Saturday, October 25, 2008

No, Really?

I've said, like, a thousand times that we need to quit treating capitalism like a religion. It's an economic system, no more... and no less. The whole idea that greed is meant to result in some kind of moral good is patently absurd.
"I made a mistake in presuming that the self-interests of organizations, specifically banks and others, were such as that they were best capable of protecting their own shareholders and their equity in the firms."

Greenspan, 82, who relinquished leadership of the Fed just two years ago, said the collapse of the sub-prime mortgage industry -- and the vast, mostly hidden trade in derivative financial instruments it spawned -- exposed a "flaw" in his categorical reliance on free markets.

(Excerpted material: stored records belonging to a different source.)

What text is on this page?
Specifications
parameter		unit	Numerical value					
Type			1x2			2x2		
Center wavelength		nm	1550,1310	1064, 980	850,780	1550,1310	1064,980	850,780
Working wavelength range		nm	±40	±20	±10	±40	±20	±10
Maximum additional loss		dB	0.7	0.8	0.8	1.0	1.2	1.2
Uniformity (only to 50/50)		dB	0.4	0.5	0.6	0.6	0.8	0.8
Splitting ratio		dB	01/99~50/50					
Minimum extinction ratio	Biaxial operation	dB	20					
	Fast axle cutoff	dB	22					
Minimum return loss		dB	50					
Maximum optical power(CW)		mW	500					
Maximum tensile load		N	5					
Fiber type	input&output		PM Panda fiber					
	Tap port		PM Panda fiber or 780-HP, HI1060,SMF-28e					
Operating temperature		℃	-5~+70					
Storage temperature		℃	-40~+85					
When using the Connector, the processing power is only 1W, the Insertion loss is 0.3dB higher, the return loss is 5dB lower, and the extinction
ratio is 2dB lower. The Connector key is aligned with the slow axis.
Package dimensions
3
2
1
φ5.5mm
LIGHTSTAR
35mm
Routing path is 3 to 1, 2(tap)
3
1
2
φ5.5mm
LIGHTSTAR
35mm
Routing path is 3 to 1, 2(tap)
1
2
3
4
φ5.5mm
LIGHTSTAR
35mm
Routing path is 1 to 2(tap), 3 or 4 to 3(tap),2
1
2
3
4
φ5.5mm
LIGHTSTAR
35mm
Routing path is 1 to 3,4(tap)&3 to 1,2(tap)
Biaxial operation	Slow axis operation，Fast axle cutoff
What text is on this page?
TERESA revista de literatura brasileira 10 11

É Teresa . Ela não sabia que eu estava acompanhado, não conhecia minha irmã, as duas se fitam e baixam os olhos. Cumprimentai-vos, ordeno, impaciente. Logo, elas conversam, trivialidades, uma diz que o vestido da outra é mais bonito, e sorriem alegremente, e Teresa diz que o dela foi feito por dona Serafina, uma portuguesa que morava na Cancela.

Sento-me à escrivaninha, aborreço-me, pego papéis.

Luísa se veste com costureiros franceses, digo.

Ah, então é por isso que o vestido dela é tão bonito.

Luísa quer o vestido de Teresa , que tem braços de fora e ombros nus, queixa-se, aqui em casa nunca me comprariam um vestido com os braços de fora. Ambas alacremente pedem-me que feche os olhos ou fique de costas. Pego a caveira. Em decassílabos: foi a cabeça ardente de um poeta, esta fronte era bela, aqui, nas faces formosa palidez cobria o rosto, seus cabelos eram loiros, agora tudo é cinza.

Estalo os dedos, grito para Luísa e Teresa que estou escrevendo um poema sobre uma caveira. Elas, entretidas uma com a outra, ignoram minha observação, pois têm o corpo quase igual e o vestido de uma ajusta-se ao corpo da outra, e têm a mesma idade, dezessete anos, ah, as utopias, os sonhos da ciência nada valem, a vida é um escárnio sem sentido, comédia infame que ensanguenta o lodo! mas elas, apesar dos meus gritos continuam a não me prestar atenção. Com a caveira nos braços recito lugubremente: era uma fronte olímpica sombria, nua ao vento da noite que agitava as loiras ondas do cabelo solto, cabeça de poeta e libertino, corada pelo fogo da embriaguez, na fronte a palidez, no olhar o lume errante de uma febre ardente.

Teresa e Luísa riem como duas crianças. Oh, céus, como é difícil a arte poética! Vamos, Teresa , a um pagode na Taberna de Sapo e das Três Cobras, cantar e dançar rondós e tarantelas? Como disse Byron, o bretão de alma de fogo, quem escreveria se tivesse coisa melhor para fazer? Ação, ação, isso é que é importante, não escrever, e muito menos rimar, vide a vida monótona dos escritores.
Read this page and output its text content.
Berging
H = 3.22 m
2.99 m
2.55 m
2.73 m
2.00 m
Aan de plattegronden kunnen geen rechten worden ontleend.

Over the last two decades, fortunes have been made and lost parsing Greenspan's Delphic declarations, but there's a breathtaking example of ideological blindness embedded in that first sentence. Does Greenspan really believe that banks, brokerages, rating agencies and insurance companies act of their own accord? Even he has to understand that the people who run them decide how they respond, even to market forces.

There are no autonomic reflexes in finance. Did Greenspan really believe that the people in power, presented with a chance to make a killing, would put the interests of their institutions and stockholders ahead of their own?
In the end, greed is just greed, and capitalism is just as good (or bad) as we allow it to be.